Por supuesto, montaría un espectáculo perfecto para el director.
Así es Ian.
Ni siquiera nos había ayudado a luchar contra el fauno.
Mientras Yorick, Troy y yo habíamos hecho nuestro mejor esfuerzo, y Haiden estaba haciendo todo lo posible para proteger a su novia, Ian había estado durmiendo en los árboles como un maldito mono.
—Vamos —dijo la Señorita Rue.
Y esa fue su manera de decirnos que ya no había nada que pudiéramos hacer por Sadie.
Cuando salimos, la gente nos lanzó confeti.
Nos dieron ramos, nos alimentaron con dulces y nos colocaron coronas y collares de flores.
Parecía algo sacado de un cuento de hadas.
Pero no lo era.
Era solo un recordatorio de que uno de nosotros podría desaparecer en la próxima misión.
No había nada que celebrar.
Y a nadie le importaría.
Nadie mencionaría siquiera que alguien se había quedado atrás.

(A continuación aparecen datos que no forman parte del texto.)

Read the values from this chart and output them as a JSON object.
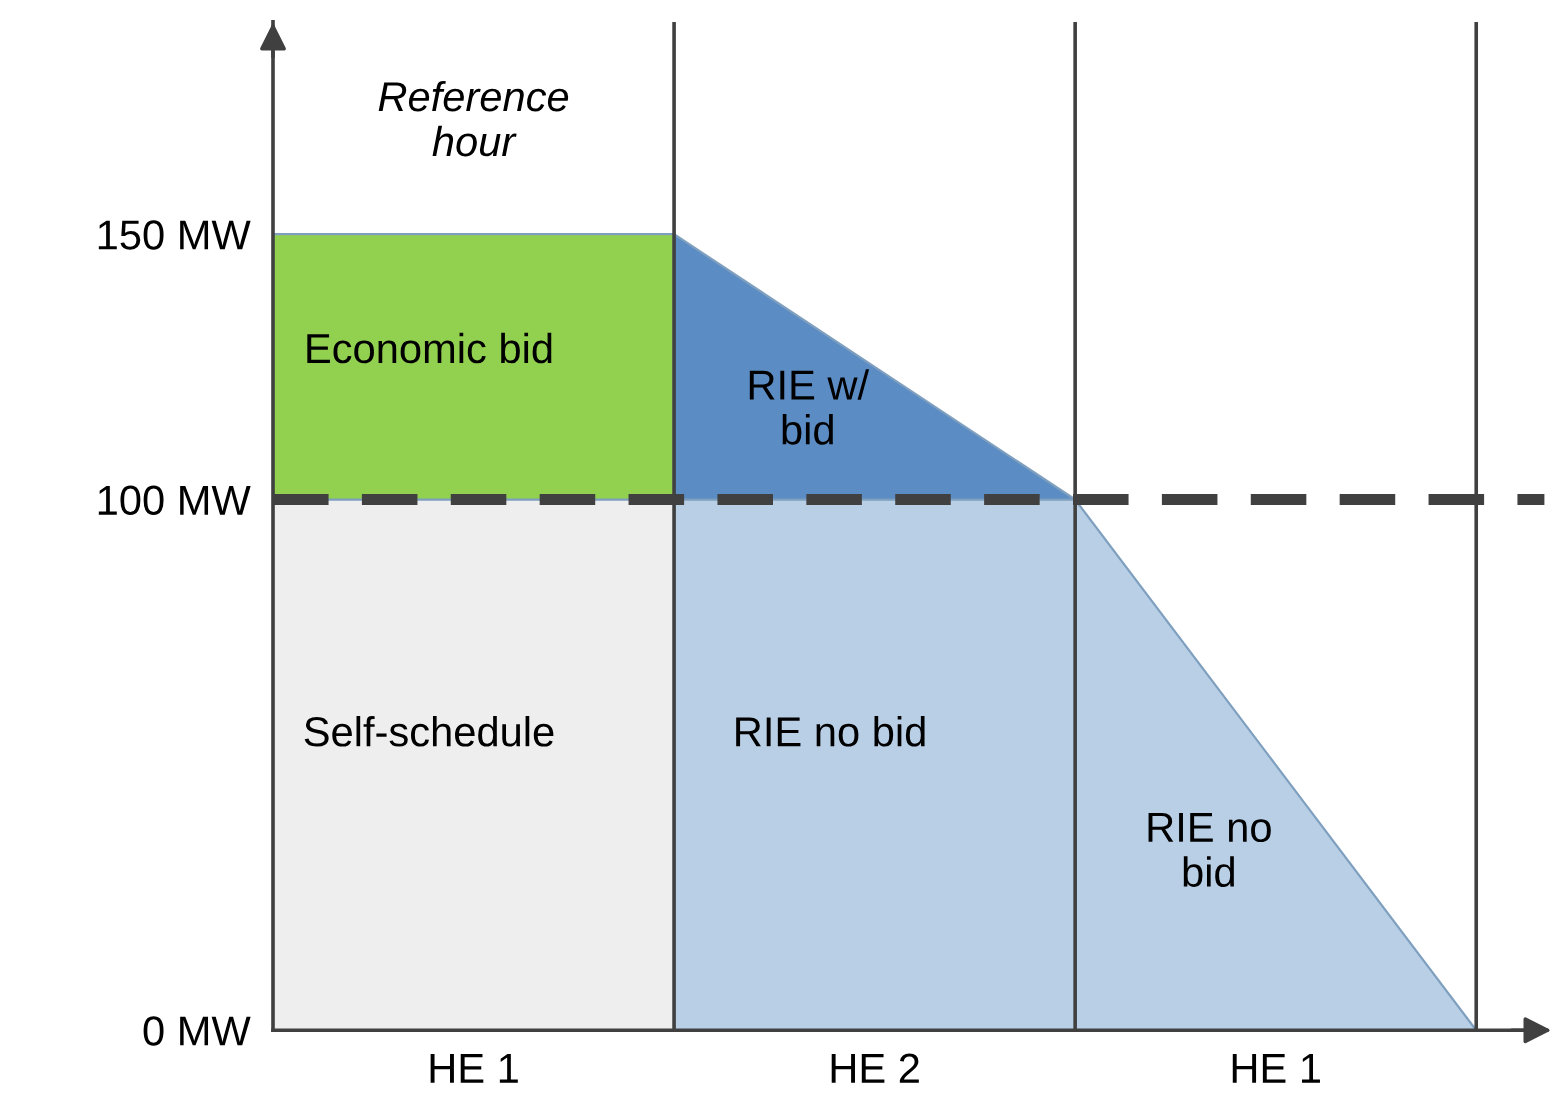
{
  "chart_data": {
    "type": "area",
    "legend": false,
    "grid": "x",
    "ylim": [
      0,
      190
    ],
    "yticks": [
      {
        "value": 0,
        "label": "0 MW"
      },
      {
        "value": 100,
        "label": "100 MW"
      },
      {
        "value": 150,
        "label": "150 MW"
      }
    ],
    "categories": [
      null,
      "HE 1",
      null,
      "HE 2",
      null,
      "HE 1",
      null
    ],
    "series": [
      {
        "name": "Economic bid",
        "color": "#92d050",
        "values": [
          150,
          150,
          150,
          null,
          null,
          null,
          null
        ]
      },
      {
        "name": "Self-schedule",
        "color": "#eeeeee",
        "values": [
          100,
          100,
          100,
          null,
          null,
          null,
          null
        ]
      },
      {
        "name": "RIE w/\nbid",
        "color": "#5b8cc4",
        "values": [
          null,
          null,
          150,
          125,
          100,
          null,
          null
        ]
      },
      {
        "name": "RIE no bid",
        "color": "#b8cfe6",
        "values": [
          null,
          null,
          100,
          100,
          100,
          null,
          null
        ]
      },
      {
        "name": "RIE no\nbid",
        "color": "#b8cfe6",
        "values": [
          null,
          null,
          null,
          null,
          100,
          50,
          0
        ]
      }
    ],
    "ref_lines": [
      {
        "axis": "y",
        "value": 100,
        "color": "#404040",
        "line_style": "dashed"
      }
    ],
    "annotations": [
      "Reference\nhour"
    ]
  }
}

En este punto, comencé a preguntarme si conectar con cualquiera de nuestros otros cruzados era siquiera una decisión inteligente.
Porque imagina tener que dejar a alguien atrás, y luego seguir adelante con tanta culpa en nuestro pecho.
Aun así, por el bien de nuestro líder, por nuestra paz mental y para mantener fuerte nuestro vínculo con ellos, sonreímos.
El director estaba solo, vestido completamente de negro, con un largo abrigo abotonado.
Su boca estaba cubierta por una máscara negra.
Apenas podíamos ver sus ojos.
Tenía las manos entrelazadas detrás de la espalda, y medía al menos un metro noventa, la persona más alta allí.
No pronunció ni una palabra.
Solo nos dio un único asentimiento.
Supuse que esa era su forma de decir que habíamos hecho un buen trabajo.
Después de eso, caminamos por ahí, comiendo mientras la gente nos felicitaba, hasta que llegó el momento de regresar a nuestros dormitorios.